PALEMBANG, KARSASRIWIJAYA — Upacara peringatan Hari Bela Negara ke-77 digelar Pemerintah Kota Palembang di halaman Sekretariat Daerah Kota Palembang, Jumat pagi (19/12/2025). Upacara berlangsung khidmat dan menjadi momentum untuk memperkuat rasa cinta tanah air di tengah dinamika tantangan nasional dan global yang semakin kompleks.

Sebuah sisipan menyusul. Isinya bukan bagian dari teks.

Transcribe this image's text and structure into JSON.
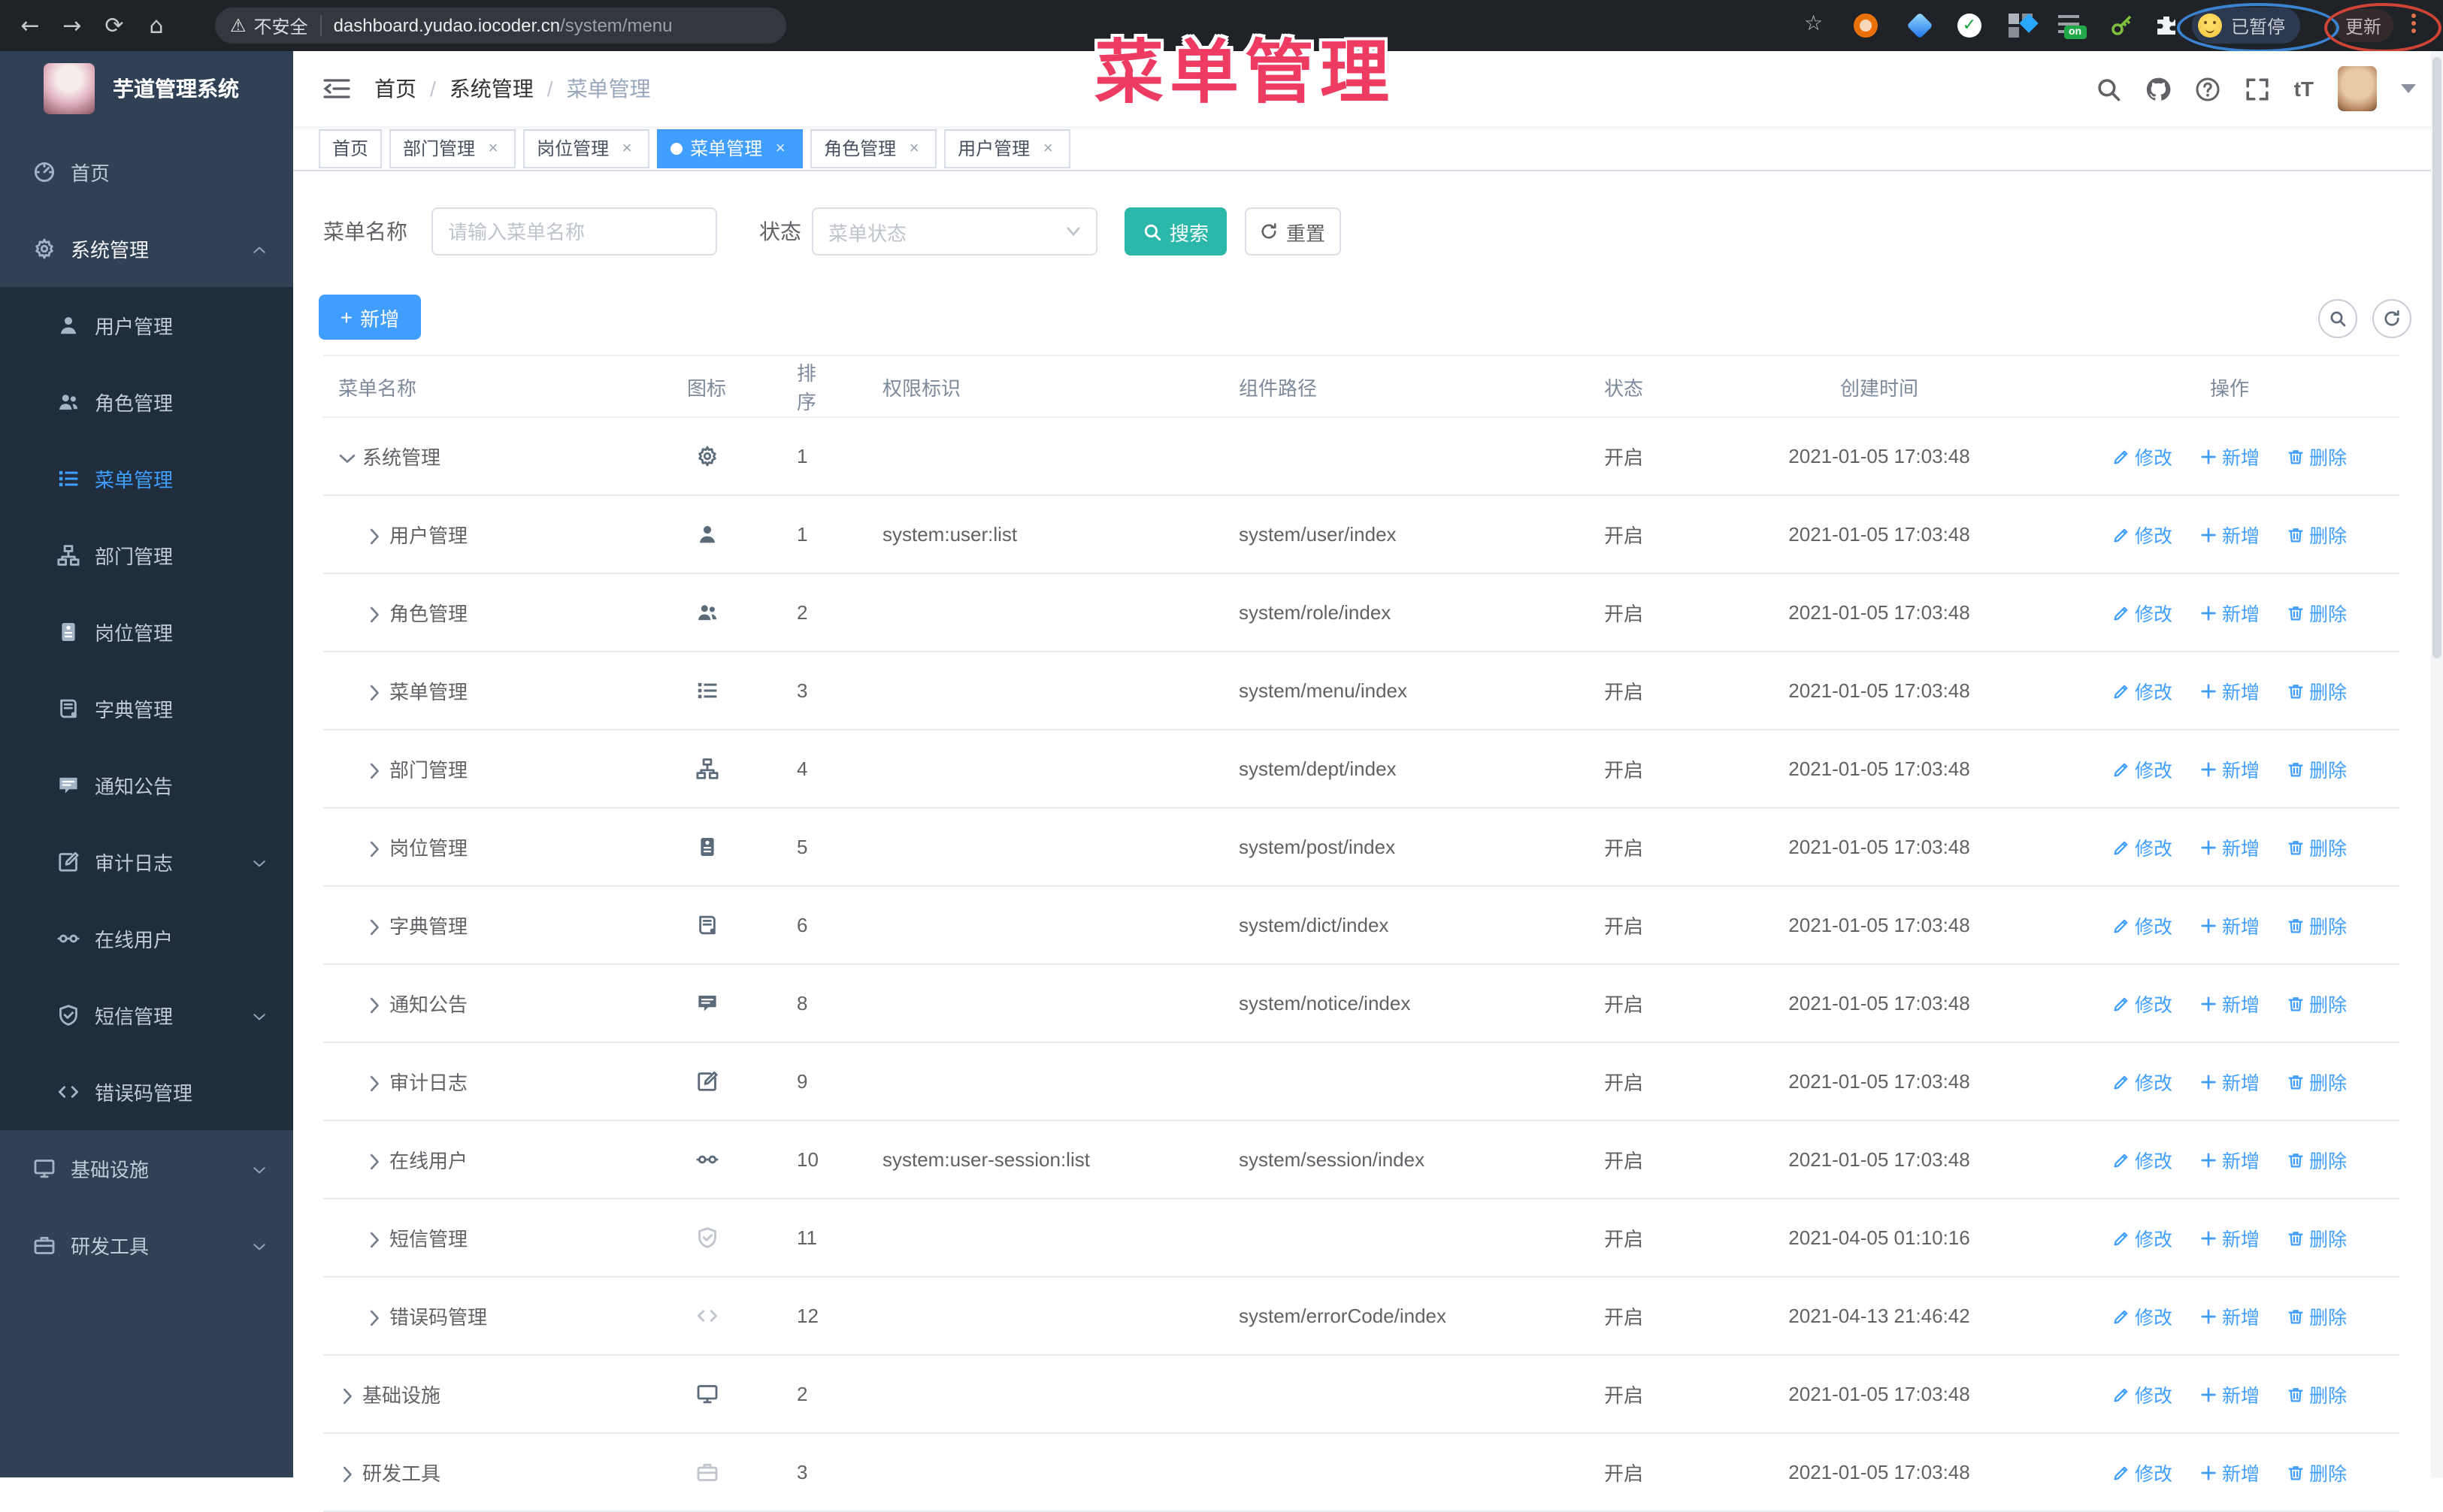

Bertindak selaku Inspektur Upacara, Asisten III Setda Kota Palembang Akhmad Bastari membacakan amanat yang menekankan pentingnya meneladani sejarah Pemerintah Darurat Republik Indonesia (PDRI) tahun 1948 di Bukittinggi, Sumatera Barat. Peristiwa tersebut menjadi tonggak penting dalam mempertahankan eksistensi negara saat ibu kota Yogyakarta jatuh ke tangan Belanda, dan kini diperingati sebagai Hari Bela Negara.
Dalam amanatnya, Bastari mengingatkan bahwa bentuk ancaman terhadap kedaulatan negara telah mengalami perubahan. Ancaman tidak lagi hanya bersifat fisik, tetapi juga hadir melalui ruang digital, arus informasi, dan tantangan sosial yang kian kompleks.
“Dunia saat ini penuh ketidakpastian. Rivalitas geopolitik, disrupsi teknologi, serta informasi yang mudah dimanipulasi menjadi tantangan nyata. Di sisi lain, radikalisme dan bencana alam juga terus menguji ketahanan bangsa. Karena itu, semangat bela negara harus menjadi kekuatan kolektif,” ujar Bastari.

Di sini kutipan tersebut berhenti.